Question about transposed convolution

I’m currently reading paper Visualizing and Understanding Convolutional Networks, which is known as ZFnet.
In this paper, deconvolution is done by simply transposing the original filter used by convolution layer, then do the convolution with that.

  1. Some people implemented above paper with pytorch nn.ConvTranspose2d function, but is it the right function? In pytorch documentation, it says that

This module can be seen as the gradient of Conv2d with respect to its input. It is also known as a fractionally-strided convolution or a deconvolution (although it is not an actual deconvolution operation).

If it’s the right choice, then is the gradient of Conv2d is same with the Convolution with transposed filter?

  1. Is there any suggested paper to understand ConvTranspose2d module? I could understand what this function does with this animation, but I don’t understand fully why do they use this module for (pseudo) inverse of convolution, especially the weight sharing part. It seems it’s not mathematical inverse function of convolution, then there should be some reasons for choosing this module. Is it just chosen as heuristic? Or is there any other reason for this?

  2. In another version of same paper, author stated

The convnet uses learned filters to convolve the feature maps from
the previous layer. To approximately invert this, the deconvnet uses transposed
versions of the same filters (as other autoencoder models, such as RBMs), but
applied to the rectified maps, not the output of the layer beneath. In practice
this means flipping each filter vertically and horizontally.
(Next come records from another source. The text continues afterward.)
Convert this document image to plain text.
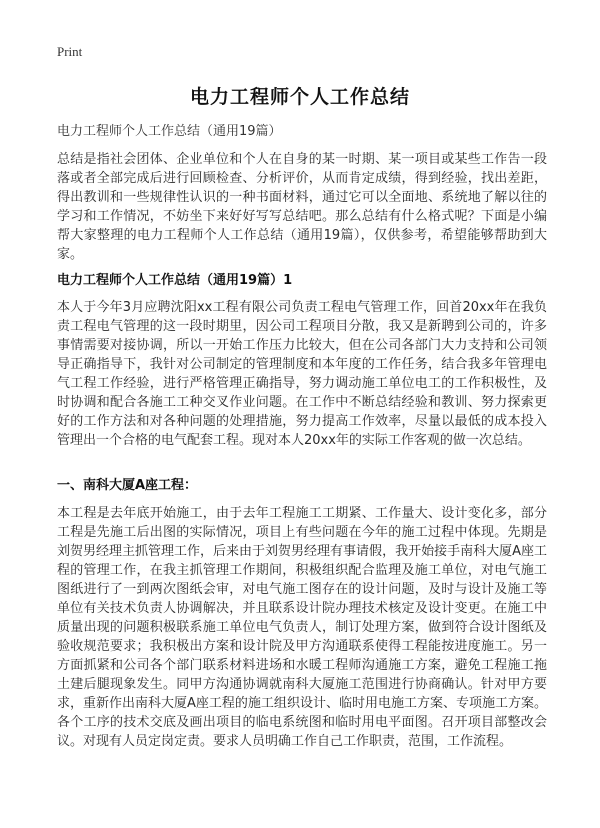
Print
电力工程师个人工作总结
电力工程师个人工作总结（通用19篇）

总结是指社会团体、企业单位和个人在自身的某一时期、某一项目或某些工作告一段落或者全部完成后进行回顾检查、分析评价，从而肯定成绩，得到经验，找出差距，得出教训和一些规律性认识的一种书面材料，通过它可以全面地、系统地了解以往的学习和工作情况，不妨坐下来好好写写总结吧。那么总结有什么格式呢？下面是小编帮大家整理的电力工程师个人工作总结（通用19篇），仅供参考，希望能够帮助到大家。

电力工程师个人工作总结（通用19篇）1

本人于今年3月应聘沈阳xx工程有限公司负责工程电气管理工作，回首20xx年在我负责工程电气管理的这一段时期里，因公司工程项目分散，我又是新聘到公司的，许多事情需要对接协调，所以一开始工作压力比较大，但在公司各部门大力支持和公司领导正确指导下，我针对公司制定的管理制度和本年度的工作任务，结合我多年管理电气工程工作经验，进行严格管理正确指导，努力调动施工单位电工的工作积极性，及时协调和配合各施工工种交叉作业问题。在工作中不断总结经验和教训、努力探索更好的工作方法和对各种问题的处理措施，努力提高工作效率，尽量以最低的成本投入管理出一个合格的电气配套工程。现对本人20xx年的实际工作客观的做一次总结。

一、南科大厦A座工程：

本工程是去年底开始施工，由于去年工程施工工期紧、工作量大、设计变化多，部分工程是先施工后出图的实际情况，项目上有些问题在今年的施工过程中体现。先期是刘贺男经理主抓管理工作，后来由于刘贺男经理有事请假，我开始接手南科大厦A座工程的管理工作，在我主抓管理工作期间，积极组织配合监理及施工单位，对电气施工图纸进行了一到两次图纸会审，对电气施工图存在的设计问题，及时与设计及施工等单位有关技术负责人协调解决，并且联系设计院办理技术核定及设计变更。在施工中质量出现的问题积极联系施工单位电气负责人，制订处理方案，做到符合设计图纸及验收规范要求；我积极出方案和设计院及甲方沟通联系使得工程能按进度施工。另一方面抓紧和公司各个部门联系材料进场和水暖工程师沟通施工方案，避免工程施工拖土建后腿现象发生。同甲方沟通协调就南科大厦施工范围进行协商确认。针对甲方要求，重新作出南科大厦A座工程的施工组织设计、临时用电施工方案、专项施工方案。各个工序的技术交底及画出项目的临电系统图和临时用电平面图。召开项目部整改会议。对现有人员定岗定责。要求人员明确工作自己工作职责，范围，工作流程。
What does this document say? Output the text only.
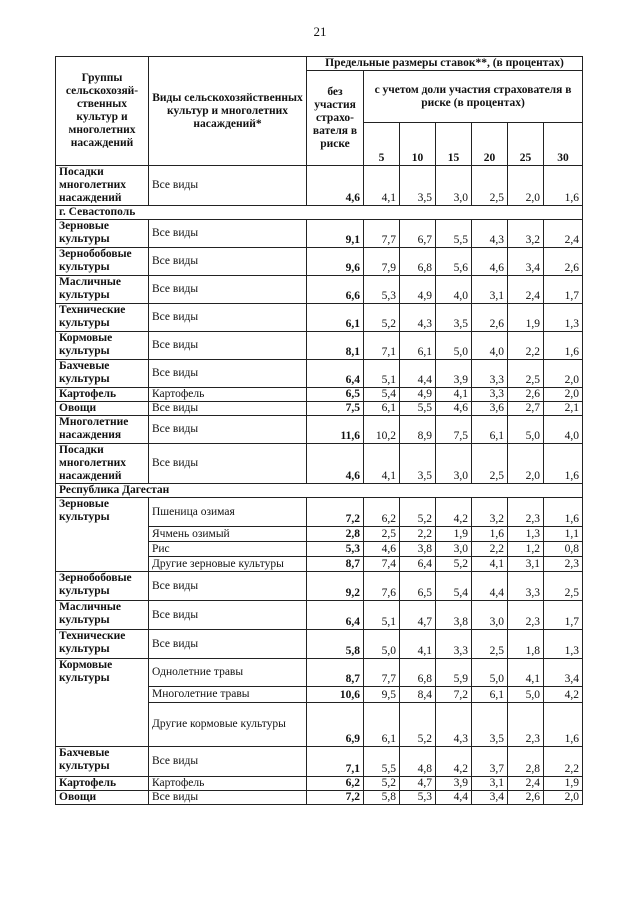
21
Группы сельскохозяй-ственных культур и многолетних насаждений	Виды сельскохозяйственных культур и многолетних насаждений*	Предельные размеры ставок**, (в процентах)						
		без участия страхо-вателя в риске	с учетом доли участия страхователя в риске (в процентах)					
			5	10	15	20	25	30
Посадки многолетних насаждений	Все виды	4,6	4,1	3,5	3,0	2,5	2,0	1,6
г. Севастополь								
Зерновые культуры	Все виды	9,1	7,7	6,7	5,5	4,3	3,2	2,4
Зернобобовые культуры	Все виды	9,6	7,9	6,8	5,6	4,6	3,4	2,6
Масличные культуры	Все виды	6,6	5,3	4,9	4,0	3,1	2,4	1,7
Технические культуры	Все виды	6,1	5,2	4,3	3,5	2,6	1,9	1,3
Кормовые культуры	Все виды	8,1	7,1	6,1	5,0	4,0	2,2	1,6
Бахчевые культуры	Все виды	6,4	5,1	4,4	3,9	3,3	2,5	2,0
Картофель	Картофель	6,5	5,4	4,9	4,1	3,3	2,6	2,0
Овощи	Все виды	7,5	6,1	5,5	4,6	3,6	2,7	2,1
Многолетние насаждения	Все виды	11,6	10,2	8,9	7,5	6,1	5,0	4,0
Посадки многолетних насаждений	Все виды	4,6	4,1	3,5	3,0	2,5	2,0	1,6
Республика Дагестан								
Зерновые культуры	Пшеница озимая	7,2	6,2	5,2	4,2	3,2	2,3	1,6
	Ячмень озимый	2,8	2,5	2,2	1,9	1,6	1,3	1,1
	Рис	5,3	4,6	3,8	3,0	2,2	1,2	0,8
	Другие зерновые культуры	8,7	7,4	6,4	5,2	4,1	3,1	2,3
Зернобобовые культуры	Все виды	9,2	7,6	6,5	5,4	4,4	3,3	2,5
Масличные культуры	Все виды	6,4	5,1	4,7	3,8	3,0	2,3	1,7
Технические культуры	Все виды	5,8	5,0	4,1	3,3	2,5	1,8	1,3
Кормовые культуры	Однолетние травы	8,7	7,7	6,8	5,9	5,0	4,1	3,4
	Многолетние травы	10,6	9,5	8,4	7,2	6,1	5,0	4,2
	Другие кормовые культуры	6,9	6,1	5,2	4,3	3,5	2,3	1,6
Бахчевые культуры	Все виды	7,1	5,5	4,8	4,2	3,7	2,8	2,2
Картофель	Картофель	6,2	5,2	4,7	3,9	3,1	2,4	1,9
Овощи	Все виды	7,2	5,8	5,3	4,4	3,4	2,6	2,0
Does RBM use this kind of technique(transpose) in its operation?

I found [1603.07285] A guide to convolution arithmetic for deep learning metions about question 1 and 2.

Finally, so-called transposed convolutional layers (also known as fractionally
strided convolutional layers) have been employed in more and more work
as of late (Zeiler et al., 2011; Zeiler and Fergus, 2014; Long et al., 2015; Radford
et al., 2015; Visin et al., 2015; Im et al., 2016), and their relationship with
convolutional layers has been explained with various degrees of clarity.